リーク
件の酒場に辿り着く。目の前にあるのは何の変哲もないただの扉、他の人にはそう見えるかもしれない。しかし今日のオレにとって、それは運命の扉に他ならない。これからの振る舞い如何で作戦の成否が決まってしまう。その事実に若干怖じ気付きながらも、腹を括り店内へと入って行った。
「いらっしゃい」
酒場は今日も繁盛しており、たくさんの客が狭い店内にひしめきあっている。しかしその大半は以前来た時と同様に軍人であった。ずんずんと奥に進む。すると、
(……見つけた!)
遂に捉えた。前回と同じ席にカムフィーの姿があったのだ。やはりオレの推測は当たっていた。心の中で高らかにガッツポーズをする。しかも随分酔っている様子で、偽の情報を吹き込むには好都合だった。
(でも……)
しかし懸念はあった。あの取り巻き連中だ。カムフィーの周りを囲んで容易には近づけない。
(どうしたらいい……)
取り敢えず適当に席を見つけて座り、酒を一杯だけ注文することにした。そしてすぐに運ばれてきたそれを一気に掻き込む。下戸なオレを酔わすにはそれで十分のようで、やがて体内にアルコールが染み渡り、ほろ酔い状態になった。それに伴って気持ちが高揚する。今ならどんな芝居でも恥ずかし気なく打てる、オレはその気になり意を決した。思い切って立ち上がると、一目散にカムフィーの所へ向かう。深いことは考えない。ケセラセラの精神で眼前の難局に立ち向かう。
「なんだお前?」
早速取り巻きの部下に絡ませる。しかしオレは動じない。
「そこをどいてくれ、大佐と話がしたいんだ」
自分でもびっくりするほど落ち着いていた。酒の力は時に役立つものだと思い知らされる。
「新兵の分際で何様だ!」
男は怒り狂った様子でオレの胸倉を掴む。以前の親方もそうであった。既視感のある展開に思わず笑ってしまいそうになる。
「やめないか」
それまで俯き加減に座っていたカムフィーが顔を上げる。するとオレを掴み上げていた部下は咄嗟に手を離し、バツの悪そうな表情を浮かべていた。

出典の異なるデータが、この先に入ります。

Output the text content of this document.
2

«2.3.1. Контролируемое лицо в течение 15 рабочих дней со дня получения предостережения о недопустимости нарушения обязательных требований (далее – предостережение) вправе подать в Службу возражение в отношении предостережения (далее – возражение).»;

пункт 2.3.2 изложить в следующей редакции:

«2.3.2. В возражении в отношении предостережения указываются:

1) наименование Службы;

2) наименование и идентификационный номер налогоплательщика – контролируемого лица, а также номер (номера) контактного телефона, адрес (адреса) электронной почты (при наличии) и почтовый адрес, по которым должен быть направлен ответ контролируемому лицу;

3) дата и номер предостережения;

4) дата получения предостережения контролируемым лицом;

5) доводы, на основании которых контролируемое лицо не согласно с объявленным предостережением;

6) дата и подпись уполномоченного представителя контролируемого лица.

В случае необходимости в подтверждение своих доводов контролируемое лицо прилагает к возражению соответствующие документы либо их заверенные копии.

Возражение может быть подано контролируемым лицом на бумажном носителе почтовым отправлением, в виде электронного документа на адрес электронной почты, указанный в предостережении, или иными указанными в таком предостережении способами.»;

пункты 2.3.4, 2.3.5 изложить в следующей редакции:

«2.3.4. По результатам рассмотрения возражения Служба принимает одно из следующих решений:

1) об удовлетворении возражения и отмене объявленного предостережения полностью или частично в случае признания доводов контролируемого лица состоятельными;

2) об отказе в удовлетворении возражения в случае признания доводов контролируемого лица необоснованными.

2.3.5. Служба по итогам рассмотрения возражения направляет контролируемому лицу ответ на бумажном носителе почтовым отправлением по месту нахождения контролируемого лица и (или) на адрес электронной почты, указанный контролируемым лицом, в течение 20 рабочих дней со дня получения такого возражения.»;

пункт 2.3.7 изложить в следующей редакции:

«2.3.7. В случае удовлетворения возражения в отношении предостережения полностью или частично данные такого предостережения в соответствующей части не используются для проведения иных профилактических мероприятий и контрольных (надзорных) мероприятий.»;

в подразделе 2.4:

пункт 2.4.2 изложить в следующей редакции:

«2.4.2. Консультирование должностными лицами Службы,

「大佐、私はあなたに憧れて入隊した者です。大佐にお目にかかれて光栄に存じます」
「宜しければご一緒させて頂けませんか……?」
「そう言われると嬉しいな……隣に来い、飲み交わそうぞ」
そう言って手招きをする。見るからに上機嫌そうだ。そしてしばらく酒を飲みながら話し込む。その内容と言えば専ら大佐の若い頃の話で、オレはひたすら聞き手に回った。すると一瞬、話の凪が訪れた。
(……ここだ!)
そう思うと、満を持して「あの話」に入る。
「大佐、ここだけの話ですが……」
「先ほど城外警備をしていた折、不審な人影を見つけまして……」
「懸命に追跡したのですが、逃げ足が早く振り切られてしまいました」
「しかしその者が落としたと思われる書簡がありまして――」
「本来こういったものは直属の上官に渡すべきかもしれませんが、内容が内容なのでご確認を……」
言い終わると同時に懐から例の書簡を差し出す。カムフィーは面倒臭そうにそれを取り上げると、目を細めてその書面を確かめる。
「何だと……?」
内容を理解したのか、一気に正気を取り戻したようだ。そして何度も見返すと、それを部下にも見せる。
「明後日の早朝、ゴスホークが攻めてくる……!」
カムフィーは恐怖でさぞ青ざめたかと思えば、そうではない。目を大きく見開き、歓喜に打ち震えている様子だ。
「しかし偽物の可能性も……」
先ほどの部下が指摘する。しかし功名心にはやったカムフィーは取り合わない。
「紙面の国璽を見てみろ! それは紛いもなく北のものだ!」
「新兵よ、でかしたぞ! 名前を何と言う?」
「バルジューと言います」
「バルジューか、分かった! 後で褒美を取らせよう」
「お前ら、城に戻るぞ! 早速ヴァフォード様に報告だ!」
そう言い残すと、足早に去って行ってしまった。その姿を見送るや否や、ホッと一息、任務を無事に終えたことから来る達成感に満ち溢れていた。酔いは既に覚めている。そしてふとロイのことを思い出した。彼は未だにオレの帰りを待っている。早く戻らなければ彼に申し訳ないと思い、席を立った。帰り道に手土産を買って凱旋の途に就く。言いようのない充足感がオレを包んでいた。
※国璽…国家の表徴として押す璽(印章または印影)である。外交文書など、国家の重要文書に押される。